It can be hard to be rid of wounds. Many physical ones heal with scars, though the deeper body ones may not heal well. For most of us, the emotional and spiritual wounds are the ones with deep and lasting effects. These are the ones that can hold us back; they can also be the ones that drive us forward. When our loved ones are wounded, often our response is heightened due to our desire to protect them and our subsequent failure to do so. We, then, may react toward them in ways that may seem unwise or over the top.
Elisha’s response to Joram (or Jehoram) may have been a bit harsh. Elisha was the spiritual son of Elijah as the inheritor of the prophetic position. Joram was the son of Ahab. Elijah and Ahab had a poor relationship. Horrible relationship might be more appropriate. Elijah lived much of his life in fear of Ahab. That likely deeply affected Elisha’s response to Joram. Even prophetic people are human.
Although it often seems impossible to live beyond our pains or the pains of our loved ones, we are still called to do it. Will we fail? More often than not. Yet, often it is only through the striving to move beyond the pain that we can begin to heal and gain new perspectives.
We bring our hurts with us everywhere we go, including church. In fact, one of the biggest reasons people leave a church (or the church or the faith) is because people at church hurt them. The reality is that the church proportionally contains as many hurt people as the world…100%. How we deal with the hurts should be what separates Christian behavior from the world’s behavior.
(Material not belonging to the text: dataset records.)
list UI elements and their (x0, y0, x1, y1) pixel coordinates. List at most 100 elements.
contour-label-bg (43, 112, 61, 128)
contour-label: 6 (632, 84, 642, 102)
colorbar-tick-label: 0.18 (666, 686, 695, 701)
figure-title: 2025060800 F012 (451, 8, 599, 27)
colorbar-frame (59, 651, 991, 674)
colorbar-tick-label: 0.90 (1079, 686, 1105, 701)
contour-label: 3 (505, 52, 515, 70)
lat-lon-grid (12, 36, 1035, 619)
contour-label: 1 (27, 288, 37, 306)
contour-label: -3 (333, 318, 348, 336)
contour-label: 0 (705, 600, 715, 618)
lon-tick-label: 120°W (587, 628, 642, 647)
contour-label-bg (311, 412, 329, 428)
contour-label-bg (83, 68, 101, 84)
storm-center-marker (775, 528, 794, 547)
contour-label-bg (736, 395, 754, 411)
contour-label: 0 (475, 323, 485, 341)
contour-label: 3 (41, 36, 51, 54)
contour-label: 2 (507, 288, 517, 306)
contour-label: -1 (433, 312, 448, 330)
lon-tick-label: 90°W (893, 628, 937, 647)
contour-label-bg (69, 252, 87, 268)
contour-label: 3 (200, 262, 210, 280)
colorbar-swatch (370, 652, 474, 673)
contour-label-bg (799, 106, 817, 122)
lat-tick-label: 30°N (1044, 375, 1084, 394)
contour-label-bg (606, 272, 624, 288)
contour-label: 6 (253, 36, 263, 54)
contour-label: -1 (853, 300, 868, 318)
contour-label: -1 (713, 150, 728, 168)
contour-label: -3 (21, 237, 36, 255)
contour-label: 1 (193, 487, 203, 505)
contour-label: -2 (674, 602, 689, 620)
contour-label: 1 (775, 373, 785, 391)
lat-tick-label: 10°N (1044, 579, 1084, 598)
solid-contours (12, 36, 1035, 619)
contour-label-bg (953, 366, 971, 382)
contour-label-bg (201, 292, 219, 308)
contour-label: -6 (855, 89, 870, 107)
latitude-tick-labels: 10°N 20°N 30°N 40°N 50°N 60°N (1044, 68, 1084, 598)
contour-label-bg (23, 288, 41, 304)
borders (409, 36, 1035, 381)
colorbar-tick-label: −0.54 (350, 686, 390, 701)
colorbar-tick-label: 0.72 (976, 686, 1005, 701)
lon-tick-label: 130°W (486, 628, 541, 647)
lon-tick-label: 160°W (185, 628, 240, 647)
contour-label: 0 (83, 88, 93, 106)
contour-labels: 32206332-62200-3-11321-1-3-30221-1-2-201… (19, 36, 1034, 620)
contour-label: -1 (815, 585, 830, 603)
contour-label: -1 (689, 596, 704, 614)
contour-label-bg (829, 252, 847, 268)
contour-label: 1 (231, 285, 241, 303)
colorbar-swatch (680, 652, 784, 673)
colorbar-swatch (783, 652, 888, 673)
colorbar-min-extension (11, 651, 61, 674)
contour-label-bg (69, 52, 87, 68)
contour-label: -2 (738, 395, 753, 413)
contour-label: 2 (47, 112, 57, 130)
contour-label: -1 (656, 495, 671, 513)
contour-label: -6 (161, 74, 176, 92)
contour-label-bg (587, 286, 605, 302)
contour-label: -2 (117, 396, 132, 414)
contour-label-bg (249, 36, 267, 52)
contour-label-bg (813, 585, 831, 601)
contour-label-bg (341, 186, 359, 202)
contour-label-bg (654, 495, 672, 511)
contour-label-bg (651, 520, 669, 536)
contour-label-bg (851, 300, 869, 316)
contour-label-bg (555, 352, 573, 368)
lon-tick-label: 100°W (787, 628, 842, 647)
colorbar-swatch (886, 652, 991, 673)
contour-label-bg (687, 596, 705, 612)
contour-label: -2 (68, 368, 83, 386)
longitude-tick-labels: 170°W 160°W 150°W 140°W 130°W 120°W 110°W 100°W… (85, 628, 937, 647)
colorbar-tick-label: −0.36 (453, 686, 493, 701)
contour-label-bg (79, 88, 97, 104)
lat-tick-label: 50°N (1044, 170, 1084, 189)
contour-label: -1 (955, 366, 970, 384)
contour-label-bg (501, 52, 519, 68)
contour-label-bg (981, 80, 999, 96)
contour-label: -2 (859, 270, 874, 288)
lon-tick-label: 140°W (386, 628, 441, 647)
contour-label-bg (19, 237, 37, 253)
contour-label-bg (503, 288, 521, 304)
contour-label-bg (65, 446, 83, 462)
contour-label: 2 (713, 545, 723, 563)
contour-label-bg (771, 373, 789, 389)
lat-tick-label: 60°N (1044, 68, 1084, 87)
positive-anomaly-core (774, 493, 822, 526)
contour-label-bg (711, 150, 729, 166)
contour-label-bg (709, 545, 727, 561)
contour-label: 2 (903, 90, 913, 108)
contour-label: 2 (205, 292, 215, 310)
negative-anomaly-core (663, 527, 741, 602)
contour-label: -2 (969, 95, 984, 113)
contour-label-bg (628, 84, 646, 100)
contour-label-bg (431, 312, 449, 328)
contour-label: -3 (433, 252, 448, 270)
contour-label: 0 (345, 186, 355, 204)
We should be honest…Christian behavior in this regard is often worse than the world’s. The world has put systems into place to mitigate some of it. It still misses a lot of it. Across the denominational landscape (i.e., in no way limited to a single tradition or denomination), the church has done a horrible job. Whether it is the burying and hiding of failures or the annihilation of the failed, the church has left a large body count in its wake.
Paul’s words to the Colossians aren’t just to a “church”, it is to individuals. One of the biggest mistakes we in/of the church make is thinking in institutional terms, rather than individual terms. This is very peculiar as the primary Western expression of Christianity is all about individual salvation, individual sin (for repentance and salvation). Yet, we are quick to move to an institutional framework when it (even just) might require us to deal with the failures of another.
There is a huge piece of personal responsibility. There is a huge piece of institutional responsibility. Institutions are made of individuals, so it still comes down to individuals. How we are formed by each other and the Scriptures will play a significant part of how we deal with things. Though, the hardest part is not running away every time, and yet—after doing the hard work—there is a time to leave.
The peace of one body is hard to achieve. Paul commends sing psalms and worship songs to one another. That “to” is interesting. Our worship songs are “to” God (as they should be as reflections of praise, adoration, and thanksgiving). It would be nice to know which songs and psalms Paul meant. It does mean though that we are to work on one another in the love of Christ. It also means, that we are to allow ourselves to be worked on, which often means our pains and hurts come out. What we do with ours and those of others may well reflect how much we really let the Holy Spirit renovate our hearts.
- What worship songs (of any era) or psalms would you think of to sing to others to help form them in the image of Christ?
- When it comes to conflict how do you deal with it at home, at work, extended family, socially, at church? How do you respond when you witness conflict at each of these places?
- How do Paul’s words affect your responses, or your future responses, to conflict?
Lord, we wrestle with one another, often out of pain. Blessed Healer, heal our hearts so that we do not hurt the hearts of others.